“Pangeran Pondicherry menulis surat untuk Mr. Willy Wonka,” ujar Grandpa Joe, “dan meminta Mr. Wonka datang jauh-jauh ke India, untuk membangun sebuah istana megah yang seluruhnya terbuat dari cokelat.”
“Apakah Mr. Wonka melakukannya, Grandpa?”
“Ya. Dan, betapa megahnya istana itu! Ada seratus ruangan di dalamnya, dan semuanya terbuat dari cokelat gelap atau cokelat terang! Bata-batanya dari cokelat, dan semen perekatnya juga cokelat, juga jendela-jendela, serta semua dinding dan langit-langit, demikian pula permadani, lukisan, perabot, dan tempat tidur; lalu, ketika kau membuka keran di kamar mandi, cokelat panaslah yang mengucur.
“Setelah semua selesai, Mr. Wonka berkata kepada Pangeran Pondicherry, ‘Tapi, saya peringatkan, istana ini tidak akan bertahan terlalu lama, jadi sebaiknya Yang Mulia segera mulai menyantapnya.’
“‘Omong kosong!’ teriak sang Pangeran. ‘Aku tidak akan menyantap istanaku! Aku tidak akan mengunyah tangga atau menjilat dinding! Aku akan tinggal di dalamnya!’

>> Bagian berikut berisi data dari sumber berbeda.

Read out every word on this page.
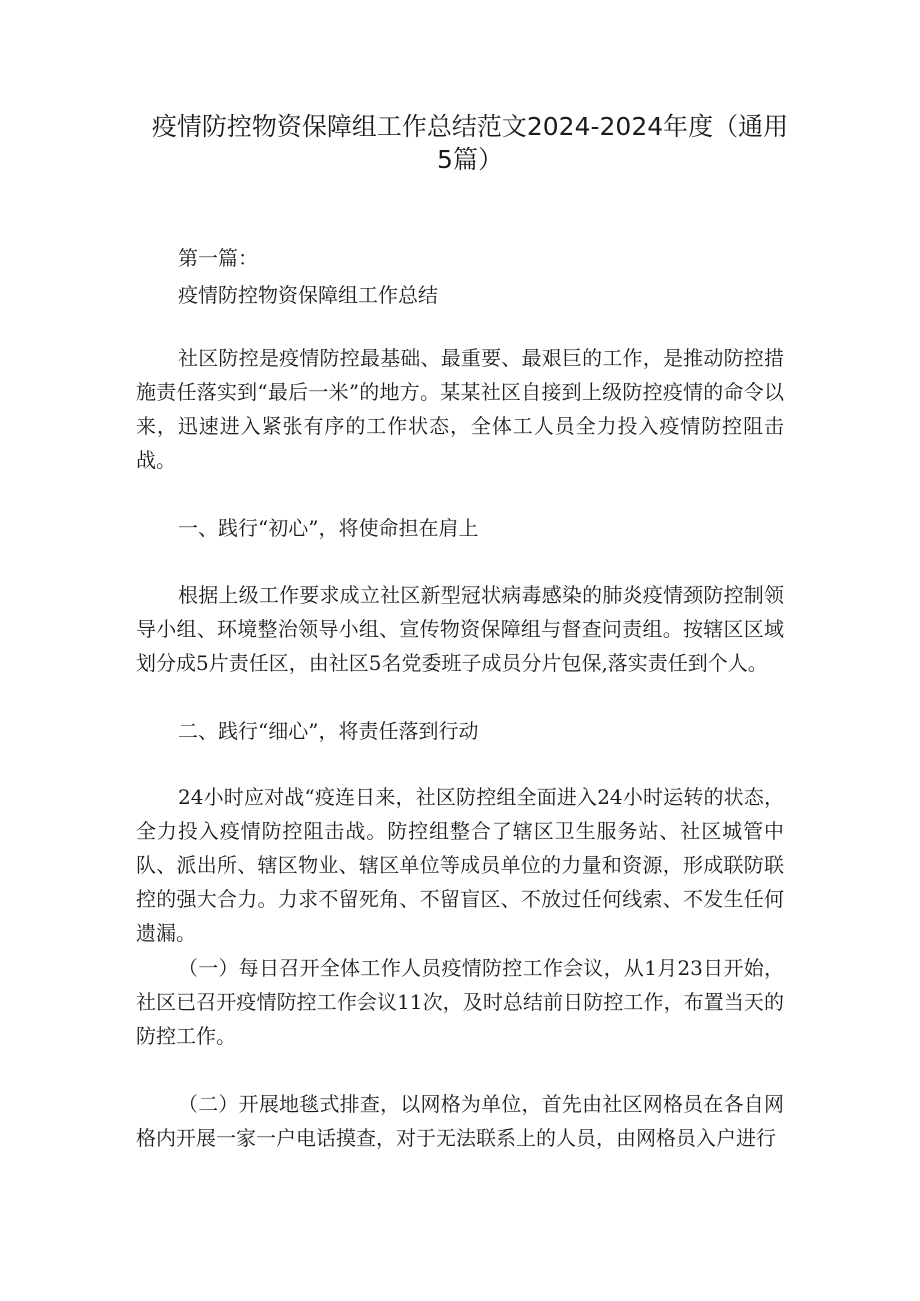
疫情防控物资保障组工作总结范文2024-2024年度（通用5篇）

第一篇：

疫情防控物资保障组工作总结

社区防控是疫情防控最基础、最重要、最艰巨的工作，是推动防控措施责任落实到“最后一米”的地方。某某社区自接到上级防控疫情的命令以来，迅速进入紧张有序的工作状态，全体工人员全力投入疫情防控阻击战。

一、践行“初心”，将使命担在肩上

根据上级工作要求成立社区新型冠状病毒感染的肺炎疫情颈防控制领导小组、环境整治领导小组、宣传物资保障组与督查问责组。按辖区区域划分成5片责任区，由社区5名党委班子成员分片包保,落实责任到个人。

二、践行“细心”，将责任落到行动

24小时应对战“疫连日来，社区防控组全面进入24小时运转的状态，全力投入疫情防控阻击战。防控组整合了辖区卫生服务站、社区城管中队、派出所、辖区物业、辖区单位等成员单位的力量和资源，形成联防联控的强大合力。力求不留死角、不留盲区、不放过任何线索、不发生任何遗漏。

（一）每日召开全体工作人员疫情防控工作会议，从1月23日开始，社区已召开疫情防控工作会议11次，及时总结前日防控工作，布置当天的防控工作。

（二）开展地毯式排查，以网格为单位，首先由社区网格员在各自网格内开展一家一户电话摸查，对于无法联系上的人员，由网格员入户进行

“Tapi, Mr. Wonka benar, tentu saja, karena tak lama kemudian, datanglah satu hari yang sangat panas dengan matahari terik, dan seluruh istana mulai meleleh, kemudian luruh perlahan ke tanah. Dan, si pangeran gila, yang saat itu sedang tertidur di ruang duduk, terbangun dan menemukan dirinya berenang di tengah danau cokelat raksasa yang lengket.”

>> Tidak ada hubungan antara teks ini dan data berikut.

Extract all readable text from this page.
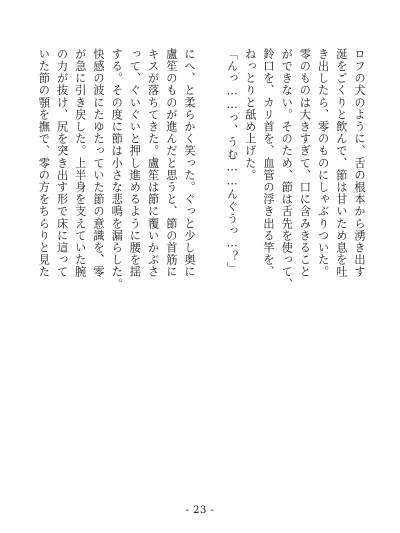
ロフの犬のように、舌の根本から湧き出す
涎をごくりと飲んで、節は甘いため息を吐
き出したら、零のものにしゃぶりついた。
零のものは大きすぎて、口に含みきること
ができない。そのため、節は舌先を使って、
鈴口を、カリ首を、血管の浮き出る竿を、
ねっとりと舐め上げた。
「んっ……っ、うむ……んぐうっ…？」
にへ、と柔らかく笑った。ぐっと少し奥に
盧笙のものが進んだと思うと、節の首筋に
キスが落ちてきた。盧笙は節に覆いかぶさ
って、ぐいぐいと押し進めるように腰を揺
する。その度に節は小さな悲鳴を漏らした。
快感の波にたゆたっていた節の意識を、零
が急に引き戻した。上半身を支えていた腕
の力が抜け、尻を突き出す形で床に這って
いた節の顎を撫で、零の方をちらりと見た
- 23 -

Charlie Kecil duduk tanpa bergerak sama sekali di tepi tempat tidur, menatap kakeknya. Wajah Charlie cerah, dan matanya membelalak sangat lebar sehingga kau bisa melihat warna putih yang mengelilingi pupilnya.

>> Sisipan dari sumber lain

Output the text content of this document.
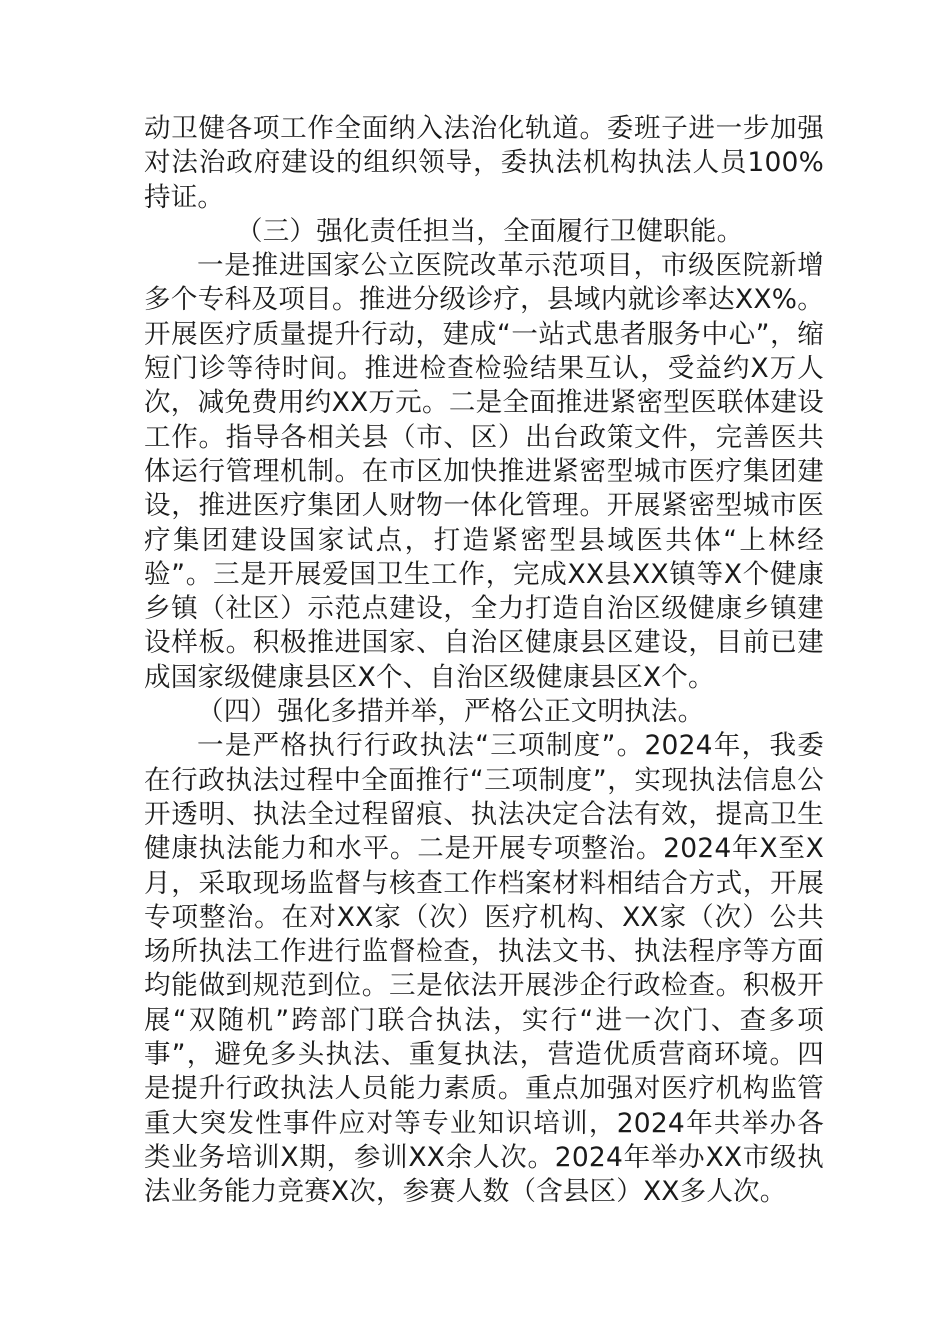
动卫健各项工作全面纳入法治化轨道。委班子进一步加强对法治政府建设的组织领导，委执法机构执法人员100%持证。

（三）强化责任担当，全面履行卫健职能。

一是推进国家公立医院改革示范项目，市级医院新增多个专科及项目。推进分级诊疗，县域内就诊率达XX%。开展医疗质量提升行动，建成“一站式患者服务中心”，缩短门诊等待时间。推进检查检验结果互认，受益约X万人次，减免费用约XX万元。二是全面推进紧密型医联体建设工作。指导各相关县（市、区）出台政策文件，完善医共体运行管理机制。在市区加快推进紧密型城市医疗集团建设，推进医疗集团人财物一体化管理。开展紧密型城市医疗集团建设国家试点，打造紧密型县域医共体“上林经验”。三是开展爱国卫生工作，完成XX县XX镇等X个健康乡镇（社区）示范点建设，全力打造自治区级健康乡镇建设样板。积极推进国家、自治区健康县区建设，目前已建成国家级健康县区X个、自治区级健康县区X个。

（四）强化多措并举，严格公正文明执法。

一是严格执行行政执法“三项制度”。2024年，我委在行政执法过程中全面推行“三项制度”，实现执法信息公开透明、执法全过程留痕、执法决定合法有效，提高卫生健康执法能力和水平。二是开展专项整治。2024年X至X月，采取现场监督与核查工作档案材料相结合方式，开展专项整治。在对XX家（次）医疗机构、XX家（次）公共场所执法工作进行监督检查，执法文书、执法程序等方面均能做到规范到位。三是依法开展涉企行政检查。积极开展“双随机”跨部门联合执法，实行“进一次门、查多项事”，避免多头执法、重复执法，营造优质营商环境。四是提升行政执法人员能力素质。重点加强对医疗机构监管重大突发性事件应对等专业知识培训，2024年共举办各类业务培训X期，参训XX余人次。2024年举办XX市级执法业务能力竞赛X次，参赛人数（含县区）XX多人次。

“Apakah itu memang benar?” dia bertanya. “Atau Grandpa hanya membual?”
“Itu benar!” seru keempat orang tua itu serempak. “Tentu saja itu benar! Tanya saja orang-orang!”
“Dan, aku akan memberi tahu satu hal lain yang juga benar,” kata Grandpa Joe, dan sekarang dia membungkuk lebih dekat ke arah Charlie, lalu memelankan suaranya menjadi bisikan lirih, penuh rahasia, “Tidak ada … yang … pernah … keluar!”